Once again I think it's marketing. The gap between the meter-bridge boards and non-meter bridge is around $2k or so ... with the exception of Behringer which sells the MX9000 for $1500 retail (and under $1k street price). The mfgs probably don't want to cannibalize on the sales of their higher end consoles by offering too many fancy features on the low end boards.


museav said:


> I doubt that's practical. A 10 or 12 segment green/yellow/red bargraph and driver IC alone may be closer to 3 to 4 times that. Then you need a power supply, housing, scaling resistors, etc.


Earlier in this thread I noted a 10-segment LED bargraph PCB unit for $2.50 ... they're not expensive.

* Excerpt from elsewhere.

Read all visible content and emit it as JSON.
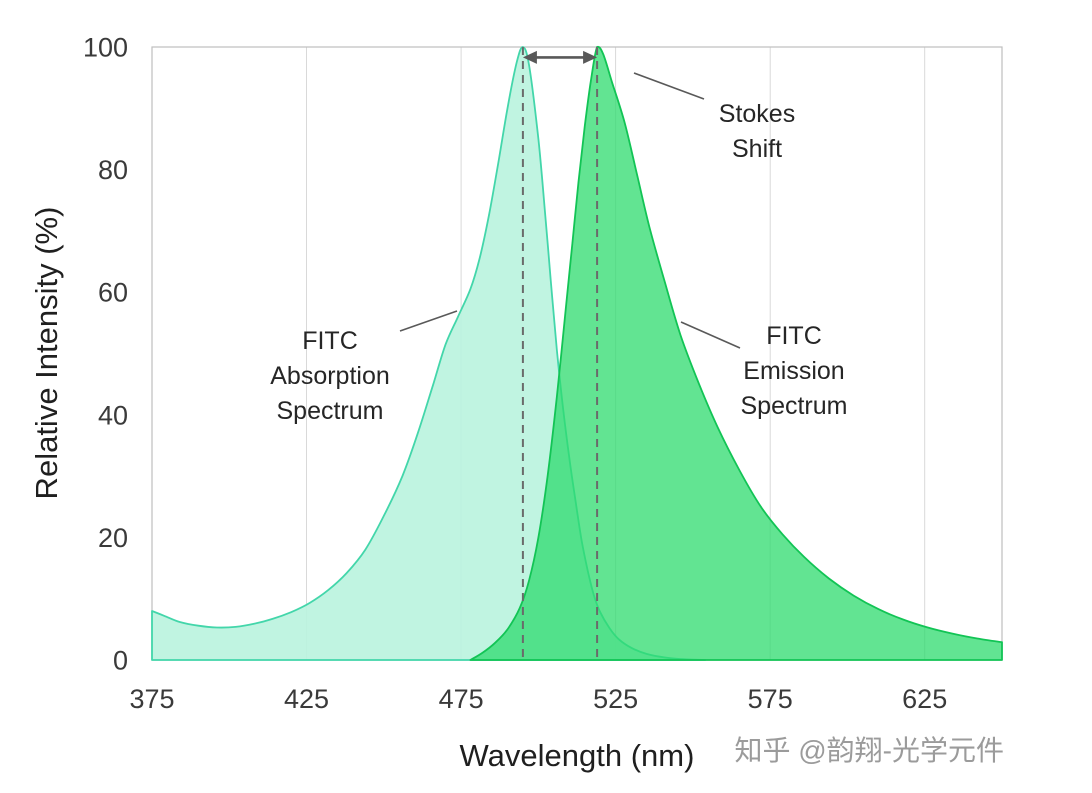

I should be able to piece together a 16 channel meter bridge by myself for well under $100 (maybe even under $50).


----------



## EXQEX9 (Jul 20, 2008)

So...Hows it going? Good? Good.

Oh, hey...whats a meter-bridge?

>.>


----------



## jkowtko (Jul 21, 2008)

I just checked the input voltage ranges of the $2.50 10-segment bargraph I mentioned above, and it looks like it will work with the standard +4dBu line output voltage (the PCB has pots to calibrate min and max signal voltage). The PCB can be powered from 5-15v, so most AC adapters will work here.

So, give me a couple weeks to get some parts and solder it up (starting with one channel) and I'll let you know ...

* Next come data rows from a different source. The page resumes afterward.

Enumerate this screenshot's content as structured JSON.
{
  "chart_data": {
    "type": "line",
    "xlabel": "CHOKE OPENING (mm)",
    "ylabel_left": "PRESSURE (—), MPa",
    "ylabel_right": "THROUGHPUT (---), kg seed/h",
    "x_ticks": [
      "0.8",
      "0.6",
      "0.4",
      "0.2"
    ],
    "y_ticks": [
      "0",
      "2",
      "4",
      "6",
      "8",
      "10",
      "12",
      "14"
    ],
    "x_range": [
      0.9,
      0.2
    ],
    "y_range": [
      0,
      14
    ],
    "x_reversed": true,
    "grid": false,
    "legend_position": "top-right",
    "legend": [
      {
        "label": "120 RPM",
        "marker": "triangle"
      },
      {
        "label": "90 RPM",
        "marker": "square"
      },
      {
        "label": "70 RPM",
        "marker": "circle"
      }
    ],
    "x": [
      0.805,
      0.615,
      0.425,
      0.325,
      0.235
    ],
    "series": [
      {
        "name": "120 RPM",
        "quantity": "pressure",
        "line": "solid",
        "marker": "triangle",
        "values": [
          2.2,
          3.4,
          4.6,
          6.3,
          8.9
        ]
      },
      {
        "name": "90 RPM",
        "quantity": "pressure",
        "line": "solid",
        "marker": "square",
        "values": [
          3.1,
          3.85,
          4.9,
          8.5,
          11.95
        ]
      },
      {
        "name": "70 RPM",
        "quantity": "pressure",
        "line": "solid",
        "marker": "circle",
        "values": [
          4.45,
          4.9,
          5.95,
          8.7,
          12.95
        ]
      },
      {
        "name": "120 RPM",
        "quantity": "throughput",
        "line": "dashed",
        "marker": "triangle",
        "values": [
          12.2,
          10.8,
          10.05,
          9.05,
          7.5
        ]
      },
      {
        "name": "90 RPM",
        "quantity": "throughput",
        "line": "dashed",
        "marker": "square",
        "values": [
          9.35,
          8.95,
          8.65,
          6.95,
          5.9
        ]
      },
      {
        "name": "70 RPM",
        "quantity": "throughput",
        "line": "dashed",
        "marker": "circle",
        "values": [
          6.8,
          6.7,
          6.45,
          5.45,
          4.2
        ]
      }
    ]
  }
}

Either that, or I have the opportunity to buy a 32 channel Soundcraft Ghost with mute automation and full meter bridge, locally for $3k ... is that a bargain I can't pass up?


----------



## museav (Jul 21, 2008)

jkowtko said:


> Earlier in this thread I noted a 10-segment LED bargraph PCB unit for $2.50 ... they're not expensive. I should be able to piece together a 16 channel meter bridge by myself for well under $100 (maybe even under $50).


The linked desciption on e-BAY states the following:

> You are purchasing a Made-in-Canada Onstate Technologies multi-purpose LED bargraph meter PCB to make your own 10-segment LED meter.




> Available Model
> 
> PCB-BMBM: Bargraph Meter PCB, no parts. All electronic parts to populate the PCB are available from Digi-Key. Enclosures and connectors available from Digi-Key. Completed models with display and parts available.




> PCB designed to be used with LM3914/LM3915/LM3916


Based on this text and the picture shown, I believe what is being offered for $2.50 is simply the bare PCB board. According to the schematic you would then need 3 capacitors, 5 fixed resistors, 3 potentiometers, the LM3914 IC driver, the 10 segment bargraph, a light sensor and a switch in order to build the circuit. Also note that the intended use for that device is measuring DC voltages and the LM3914 is a linear, not logarithmic, scale.


----------



## waynehoskins (Jul 21, 2008)

The linear scale is probably the worst part.

For me, the four-bar idiot lights are sufficient. If I need to see something more detailed, I'll PFL it. But that's just me.


----------



## jkowtko (Jul 21, 2008)

Rats. Should have read it more closely ... 

So I'm going to look real hard at larger format boards with meter bridges. I'll start another post ...

Thanks. John


----------